Разведчики продолжили путь в молчании, не сомневаясь теперь, что подходят ближе к Тейглину – и ближе к беде. Воздух привечал их обрывками дыма, и затихший след – свежим, чёрным пером. "Куда ни глянь, — Думал Турин, — Везде темень, везде его глаза". Он прильнул к теням, гадая, где поджидает верная гибель. В этих краях жгли костры и сухую траву — стало быть, не таились, как на границах, стало быть, верили и упивались верой. Турин знал, где след обманчив, и где лежат отметины для вражьих войск: теперь частые и не новые. Он помнил, что, различая дорогу, крался почти напрямик, и его остановил Глинтир, положив руку на плечо: Турин понял всё без слов. Бросив недобрый путь, они спустились в овраг, и обошли неприятельское стойбище, и осмотрели его с другой стороны: из-за редких ветвей им виднелся широкий лагерь, вздыхающий гарью, руганью и жареным. Турин помнил, как скоро сосчитал палатки из укрытия и поразмыслил, сколько в тейглинских землях нечисти. "Хорошо, что мы далеко, — решил он, — И ещё не попались дозорным. Слава тебе, Глинтир!", решил — и вздрогнул.
– Рано меня хвалишь, — Процедил эльф, натягивая тетиву.
Он развернулся и теперь целился в такой мрак, в каком Турин чувствовал чужой дух. Свистнула стрела – скорее мысли, — и наземь глухо свалилось подстреленное существо. Подойдя, разведчики наконец рассмотрели его вблизи: на иглах легла чёрная и тонкая, как лента, кошка, с недоброй мордой и длинными когтями. Глинтир пробормотал:
– Всеотцу одному ведомо, что б с нами приключилось, проживи она хоть минуту дольше. Раз в лагере все покойны, стало быть, нас она заметила поздно. Больше тут делать нечего, идём отсюда.
– Подожди, — Возразил Турин, — Я не всё рассмотрел.
– Рассматривать будут твоё нутро на дереве.
– Скажешь ещё... От тушки хотя бы избавимся.
Глинтир не спорил: они спрятали кошку глубже и дальше в зарослях –под дырявым пнём, и Турин услышал, как товарищ его произнёс странные слова на языке эльфов Запада. Этот язык редко ведал Белерианд, но всякий раз, стоило речи зазвучать — даже тонко и тихо, — словно по волшебству недобрые тени кругом трепетали. Турин смутно помнил, что отец его знал несколько песен на этом языке – знал и почти не пел. Тогда Турин не понимал, почему, но теперь душой почувствовал: волшебство отдавало кровью.

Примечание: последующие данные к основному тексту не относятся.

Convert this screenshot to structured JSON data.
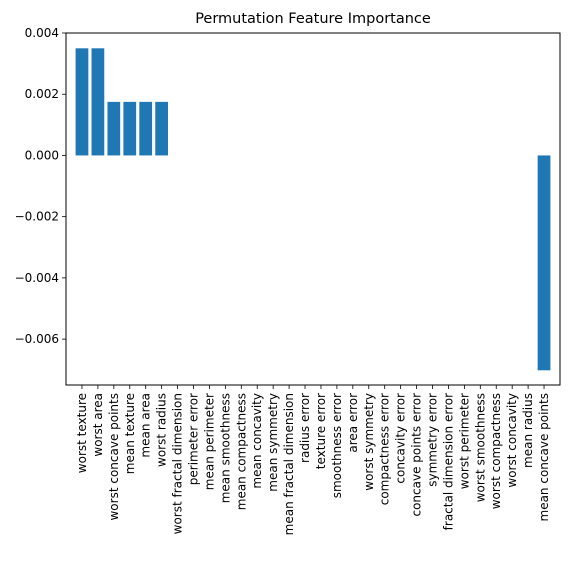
{
  "chart_data": {
    "type": "bar",
    "title": "Permutation Feature Importance",
    "xlabel": "",
    "ylabel": "",
    "categories": [
      "worst texture",
      "worst area",
      "worst concave points",
      "mean texture",
      "mean area",
      "worst radius",
      "worst fractal dimension",
      "perimeter error",
      "mean perimeter",
      "mean smoothness",
      "mean compactness",
      "mean concavity",
      "mean symmetry",
      "mean fractal dimension",
      "radius error",
      "texture error",
      "smoothness error",
      "area error",
      "worst symmetry",
      "compactness error",
      "concavity error",
      "concave points error",
      "symmetry error",
      "fractal dimension error",
      "worst perimeter",
      "worst smoothness",
      "worst compactness",
      "worst concavity",
      "mean radius",
      "mean concave points"
    ],
    "values": [
      0.0035,
      0.0035,
      0.00175,
      0.00175,
      0.00175,
      0.00175,
      0,
      0,
      0,
      0,
      0,
      0,
      0,
      0,
      0,
      0,
      0,
      0,
      0,
      0,
      0,
      0,
      0,
      0,
      0,
      0,
      0,
      0,
      0,
      -0.00702
    ],
    "ylim": [
      -0.0075,
      0.004
    ],
    "yticks": [
      0.004,
      0.002,
      0.0,
      -0.002,
      -0.004,
      -0.006
    ],
    "ytick_labels": [
      "0.004",
      "0.002",
      "0.000",
      "−0.002",
      "−0.004",
      "−0.006"
    ],
    "bar_color": "#1f77b4",
    "grid": false,
    "legend": "none"
  }
}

Обратный путь пролёг крюком: они боялись идти той же дорогой, и не обмолвились друг с другом и словом до тех пор, пока тучи на восточном небе не тронула седина.
— Облака бледнеют, — Сказал Глинтир, и Турин теперь лишь заметил их. Ему дышалось спокойнее – так ночных скитальцев встречали поля юга, отчасти лишь тронутые злом. — Начнётся рассвет.
— Как думаешь, скоро ли её хватятся?
Турин взглянул на товарища: казалось, в преддверии солнца он сам побледнел, как камни городских палат.
– Скоро, — Глинтир кивнул, улыбаясь. — Готовь ножи.
Минуло несколько безмолвных и беззвёздных ночей, прежде чем они смогли вернуться к своим и порадоваться дружественному огню. Глормегиль встречал их – Турин помнил особую измождённую веселость на рябом лице парнишки. Стоило всем на час покончить с заботами службы, как этот герой, недавно громко хвалившийся и шутивший, спал мертвецким сном. Турин не находил в себе сил сомкнуть глаз: он встретил первые звёзды с гвардией и недоеденной похлёбкой из костей, лука и крапивы.
— Ловко ты кошек стреляешь, — Говорил он Глинтиру и видел, как он расцветает и смеётся:
– А ты думал, чем наши пограничники всю жизнь занимаются?
– Не знаю, мы вот с орками бились.
– Зачем? Они же невкусные, и шкура у них никуда не годится.
Турин едва не поперхнулся и секунду гадал, что бы ответить.
— Я всё могу понять, — Начал он, — Но орков ты зачем ел?
– Всякое в жизни случается. Признаюсь, я удивлён, что ты их не пробовал.
– Невысоко ты ценишь людские нравы, — Турин, дожевывая свою долю, задумался, хватит ли им припасов, и одёрнул стряпчего:
– Что, сухарей не осталось? У меня-то больше ни крохи нет. Кто нынче пишет донесения?
– Ты, — отозвались все эльфы, услыхавшие вопрос.
– Прекрасно! Скажу королю, что дела идут плохо: ни хлеба, ни кошек... А что? Я голодный.
– Да не слушай его, — Глинтир взял стряпчего за руку. — Он всегда голодный. Ты его друга видел? Эти саботеры едят как два взвода!
– Две роты, — Поправил Турин. — Потому что у вас всё есть. Я как-то попал на застолье к королю, и там задумался: зачем ему столько добра? Он сам как спица тонкий, и гости не лучше.. а мы на задворках вий без соли доедаем.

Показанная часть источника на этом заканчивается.